The Art of Barbecue
Korean barbecue is serious business. We’re introduced to this essential truth inside Sopung (소풍), a restaurant that is more of a small room squeezed down a Gangnam side alley. A single window faces out towards an evening cast yellow by the neon glow of the city; a cluster of wooden tables and a few low stools; the air thick with smoke and the staccato rhythm of beef hitting charcoal. A television plays Korean baseball while two men in black t-shirts scurry between the kitchen and the dining room. Jet-lagged, a bit delirious and a long way from home, it’s a revelatory experience.

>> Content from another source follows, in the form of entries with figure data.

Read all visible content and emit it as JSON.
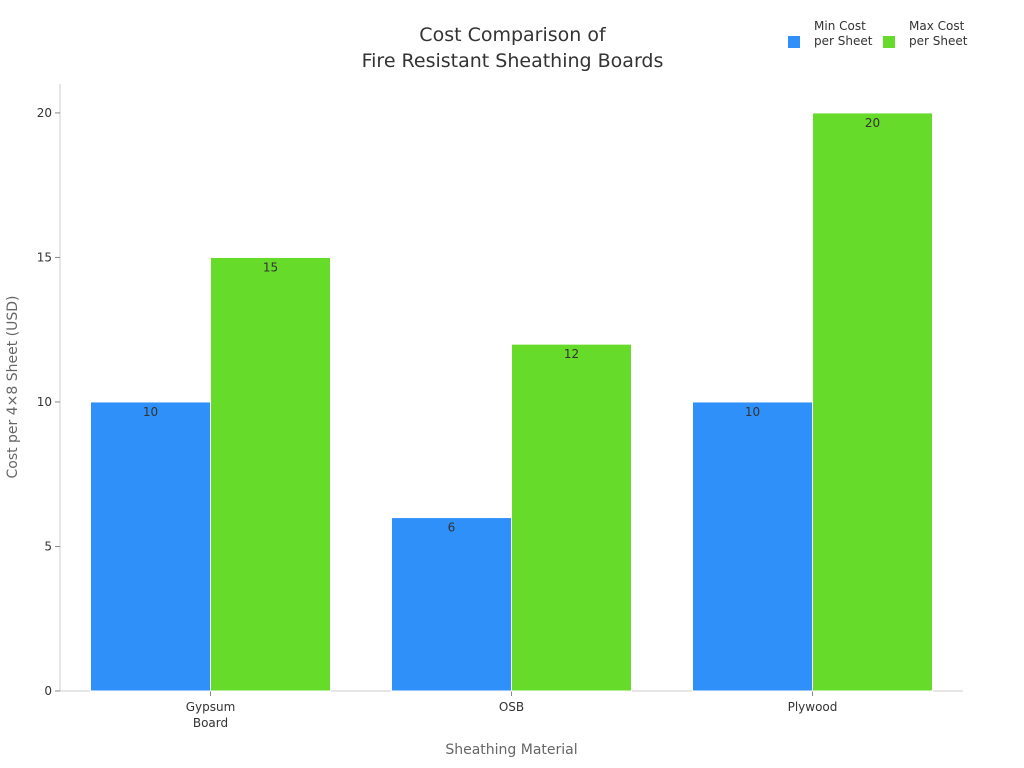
{
  "chart_data": {
    "type": "bar",
    "title": "Cost Comparison of\nFire Resistant Sheathing Boards",
    "xlabel": "Sheathing Material",
    "ylabel": "Cost per 4×8 Sheet (USD)",
    "categories": [
      "Gypsum\nBoard",
      "OSB",
      "Plywood"
    ],
    "series": [
      {
        "name": "Min Cost per Sheet",
        "values": [
          10,
          6,
          10
        ],
        "color": "#2E90F8"
      },
      {
        "name": "Max Cost per Sheet",
        "values": [
          15,
          12,
          20
        ],
        "color": "#66DB29"
      }
    ],
    "ylim": [
      0,
      21
    ],
    "yticks": [
      0,
      5,
      10,
      15,
      20
    ],
    "grid": false,
    "legend": "top-right",
    "data_labels": true
  }
}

“Welcome to Seoul,” says Jae from Drake’s Dosan above the whir of a copper extraction fan as more kimchi, shiitake mushrooms and marbled beef appears at the table. “It’s a tradition to bring visitors here for the first meal.”
No complaints from us.
You very quickly learn that, when it comes to food in Seoul, more is always on the way. “We like to eat,” says our colleague Christina, which seems to be an understatement equivalent to implying that Ernest Shackleton got a bit of a kick out of wandering around the Antarctic. Rice comes at the end of the meal. It makes sense in the context.

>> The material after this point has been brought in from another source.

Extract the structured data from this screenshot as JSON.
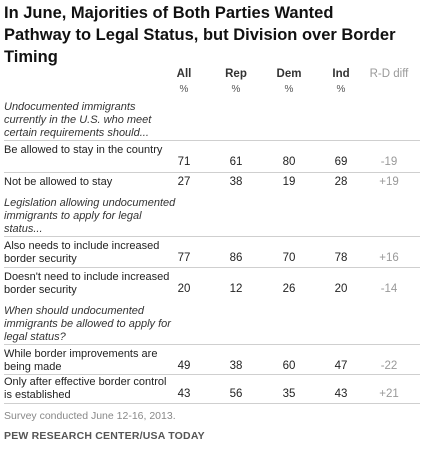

At Majang market, north of the Han river, a row of plastic-fronted restaurants sit shoulder-to-shoulder away from the butchery and bartering of the main covered space. “We’re going to the second best one,” says our friend Ken. We decide not to ask about the first. It’s called Jeonbotdae-zip (전봇대집), and it turns out that second is more than good enough. Already-full in the early approach of evening, groups crowd around stainless steel tables, bottles of soju and plates of beef being passed back and forth. There are laminated photos of the food hung from the ceiling and a kitsch painting of flowers that has long since wilted behind us. JP shows us how to make a Somaek — beer and soju combined, which is about as lethal as you might expect.

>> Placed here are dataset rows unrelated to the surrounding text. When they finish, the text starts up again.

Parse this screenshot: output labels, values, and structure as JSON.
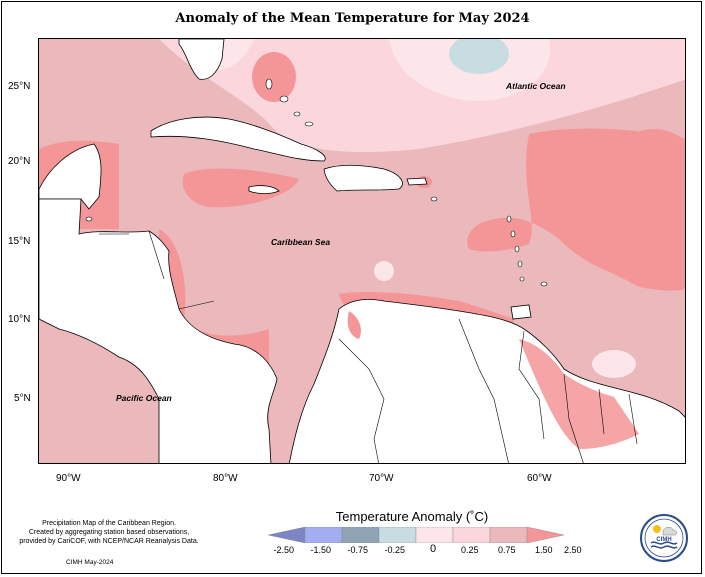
{
  "title": "Anomaly of the Mean Temperature for May 2024",
  "map": {
    "y_ticks": [
      "25°N",
      "20°N",
      "15°N",
      "10°N",
      "5°N"
    ],
    "x_ticks": [
      "90°W",
      "80°W",
      "70°W",
      "60°W"
    ],
    "labels": {
      "atlantic": "Atlantic Ocean",
      "caribbean": "Caribbean Sea",
      "pacific": "Pacific Ocean"
    }
  },
  "legend": {
    "title": "Temperature Anomaly (˚C)",
    "values": [
      "-2.50",
      "-1.50",
      "-0.75",
      "-0.25",
      "0",
      "0.25",
      "0.75",
      "1.50",
      "2.50"
    ],
    "colors": [
      "#7d86c2",
      "#a2adf2",
      "#8fa4b5",
      "#c8dde2",
      "#fce6ea",
      "#fbd7dd",
      "#ebb8bb",
      "#f49598"
    ]
  },
  "credits": {
    "line1": "Precipitation Map of the Caribbean Region.",
    "line2": "Created by aggregating station based observations,",
    "line3": "provided by CariCOF, with NCEP/NCAR Reanalysis Data.",
    "date": "CIMH May-2024"
  },
  "logo": {
    "text": "CIMH",
    "icon": "cimh-logo-icon"
  }
}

Drifting around Seoul you see countless barbecue restaurants, all seemingly full of friends and colleagues eating communally — through steamed up windows and translucent flaps of plastic it’s easy to spot the designated barbecue master flipping and grilling with studied concentration. Don’t fill up your glass of soju yourself, someone will do that for you. At Gilmok (길목), it’s BYOB, there’s wine and champagne on the table and pork (it’s pork in this one), being seared by the team from Drake’s Dosan. We swap seats, the soju comes out, a restaurant experience that doesn’t involve your own personal fire-pit begins to seem like a wholly alien and unacceptable concept.
It feels like we’ve barely scratched the surface, and we haven’t, but it’s a great introduction.